Warna dinding yang sempat kusam kini terlihat segar akibat pengecatan ulang
berwarna putih. Menara cerobong yang dahulu sempat dirobohkan kini juga mulai
dibangun kembali. Menara tersebut harus tetap ada sebagai bukti sisa-sisa
kejayaan yang menjadi bagian utama dari bangunan tua itu. Bangunan tinggi
menjulang tersebut harus dipertahankan sebagai bentuk eksistensi sejarah emas
pabrik gula di masa lalu.
pabrik gula yang terlihat usang, f/pri/2015 |
Miris, mungkin begitu pandangan umum yang menyayangkan
keberadaan pabrik gula kalibagor yang saat ini tidak terurus. Padahal secara status,
keberadaan pabrik gula ini telah dianggap sebagai cagar budaya pemerintah
daerah Banyumas. Bahkan secara perencanaan ekonomi sempat diisukan bahwa pabrik
gula akan kembali di jalankan sebagaimana fungsinya. Namun semua status dan
perencanaan hambar bagai debu-debu pabrik usang yang terbang akibat digilas
oleh laju kendaraan yang melintas.
Pabrik gula Kalibagor yang
terletak di bagian Sokaraja Kidul, Kecamatan Kalibagor, Kabupaten Banyumas ini
merupakan pabrik terbesar di era pemerintahan kolonial Hindia Belanda hingga
menjelang pergantian abad ke 21. Pabrik yang dikenal dengan nama asing Suikerfabriek
Kalibagor merupakan hasil dari
gebrakan sejarah yang dipopulerkan oleh Jenderal Hindia Belanda Jenderal
Johanes Van De Bosh bernama politik Culturstelstel.

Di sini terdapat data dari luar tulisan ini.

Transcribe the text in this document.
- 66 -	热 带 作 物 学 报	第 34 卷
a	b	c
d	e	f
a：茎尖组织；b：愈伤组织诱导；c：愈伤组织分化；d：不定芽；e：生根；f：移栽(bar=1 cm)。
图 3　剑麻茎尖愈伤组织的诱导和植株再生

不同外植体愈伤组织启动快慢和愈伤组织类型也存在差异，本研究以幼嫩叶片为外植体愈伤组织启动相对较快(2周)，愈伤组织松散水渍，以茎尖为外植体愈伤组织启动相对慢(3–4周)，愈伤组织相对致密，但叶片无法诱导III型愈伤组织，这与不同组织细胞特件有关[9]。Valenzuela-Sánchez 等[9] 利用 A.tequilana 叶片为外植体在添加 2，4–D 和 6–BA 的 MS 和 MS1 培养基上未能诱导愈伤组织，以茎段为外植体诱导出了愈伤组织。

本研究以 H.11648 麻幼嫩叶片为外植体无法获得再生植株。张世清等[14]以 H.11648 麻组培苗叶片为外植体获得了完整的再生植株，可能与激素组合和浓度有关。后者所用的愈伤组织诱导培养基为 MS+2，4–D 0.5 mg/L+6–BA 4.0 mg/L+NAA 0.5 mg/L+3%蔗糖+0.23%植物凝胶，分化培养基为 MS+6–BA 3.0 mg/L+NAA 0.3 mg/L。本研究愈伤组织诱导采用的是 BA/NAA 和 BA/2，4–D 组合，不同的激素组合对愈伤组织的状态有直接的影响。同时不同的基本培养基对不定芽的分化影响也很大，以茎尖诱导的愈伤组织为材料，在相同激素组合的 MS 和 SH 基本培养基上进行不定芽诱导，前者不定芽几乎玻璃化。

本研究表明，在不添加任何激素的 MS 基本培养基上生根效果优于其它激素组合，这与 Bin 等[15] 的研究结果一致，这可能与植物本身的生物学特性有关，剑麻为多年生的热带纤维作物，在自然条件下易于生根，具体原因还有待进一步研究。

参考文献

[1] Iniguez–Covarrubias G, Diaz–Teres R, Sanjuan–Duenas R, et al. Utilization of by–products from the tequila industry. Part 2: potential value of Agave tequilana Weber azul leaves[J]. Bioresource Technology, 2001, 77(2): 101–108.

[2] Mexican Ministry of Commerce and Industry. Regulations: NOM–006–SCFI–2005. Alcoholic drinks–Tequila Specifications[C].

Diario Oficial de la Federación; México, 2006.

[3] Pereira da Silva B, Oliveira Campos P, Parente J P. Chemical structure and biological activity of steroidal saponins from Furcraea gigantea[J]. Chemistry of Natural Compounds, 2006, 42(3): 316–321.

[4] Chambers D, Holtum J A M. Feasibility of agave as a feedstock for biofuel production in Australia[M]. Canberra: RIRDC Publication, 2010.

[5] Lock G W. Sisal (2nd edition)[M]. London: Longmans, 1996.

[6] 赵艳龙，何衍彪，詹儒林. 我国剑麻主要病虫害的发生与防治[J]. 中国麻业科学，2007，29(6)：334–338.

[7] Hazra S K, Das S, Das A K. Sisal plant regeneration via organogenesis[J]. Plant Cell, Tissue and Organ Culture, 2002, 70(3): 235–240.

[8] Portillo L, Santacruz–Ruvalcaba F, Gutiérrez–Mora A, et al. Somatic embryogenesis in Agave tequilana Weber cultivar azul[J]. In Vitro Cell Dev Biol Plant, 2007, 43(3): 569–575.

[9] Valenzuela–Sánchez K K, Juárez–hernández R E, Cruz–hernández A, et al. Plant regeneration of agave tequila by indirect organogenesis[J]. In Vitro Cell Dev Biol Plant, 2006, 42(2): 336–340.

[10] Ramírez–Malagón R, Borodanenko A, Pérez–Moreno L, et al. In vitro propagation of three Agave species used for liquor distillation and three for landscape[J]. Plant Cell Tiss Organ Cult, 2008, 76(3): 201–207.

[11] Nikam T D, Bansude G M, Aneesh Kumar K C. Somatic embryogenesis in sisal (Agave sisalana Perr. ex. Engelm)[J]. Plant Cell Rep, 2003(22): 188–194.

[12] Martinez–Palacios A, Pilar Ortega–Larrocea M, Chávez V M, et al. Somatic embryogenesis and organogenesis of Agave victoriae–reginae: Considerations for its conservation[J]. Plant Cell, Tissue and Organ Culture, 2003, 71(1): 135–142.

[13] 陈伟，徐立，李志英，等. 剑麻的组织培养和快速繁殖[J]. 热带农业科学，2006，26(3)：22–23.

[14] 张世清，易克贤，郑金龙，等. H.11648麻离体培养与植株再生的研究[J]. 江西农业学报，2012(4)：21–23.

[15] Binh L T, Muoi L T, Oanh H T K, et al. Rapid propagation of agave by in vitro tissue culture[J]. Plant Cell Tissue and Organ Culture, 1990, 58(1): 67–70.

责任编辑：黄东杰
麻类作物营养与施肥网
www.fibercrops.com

Pabrik gula yang dibangun pada tahun 1839 oleh Sir Edward Cooker Jr pada
awalnya didirikan untuk memperbaiki ekonomi negeri Belanda yang hancur oleh
perang dalam dan luar negeri. Pengoperasian pabrik ini pun masih berlanjut
setelah kemerdekaan Indonesia, dimana pabrik ini dinasionalisasikan sebagai Perusahaan
Tambang Perkebunan Negara IX atau PTPN.
Pabrik yang berdiri
seluas 11 hektar ini tidak hanya berdiri bangunan bekas pabrik saja namun juga
bangunan lain seperti perumahan dinas para pegawai belanda dan pribumi. Selain
bangunan, sisa sisa kejayaan pabrik juga ditemukan melalui banyaknya bekas
bekas jalan lori yang dipergunakan sebagai pengangkut tebu. Sebagai bahan baku
utama, tebu-tebu yang digiling oleh pabrik berasal dari wilayah perkebunan
rakyat sekitar Kalibagor, Banyumas bahkan kabupaten tetangga. Dalam
pengoperasiannya pabrik ini mampu menyerap tenaga kerja hingga mencapai seribu
karyawan. Namun akibat goncangan ekonomi di tahun 1997 pabrik ini bangkrut.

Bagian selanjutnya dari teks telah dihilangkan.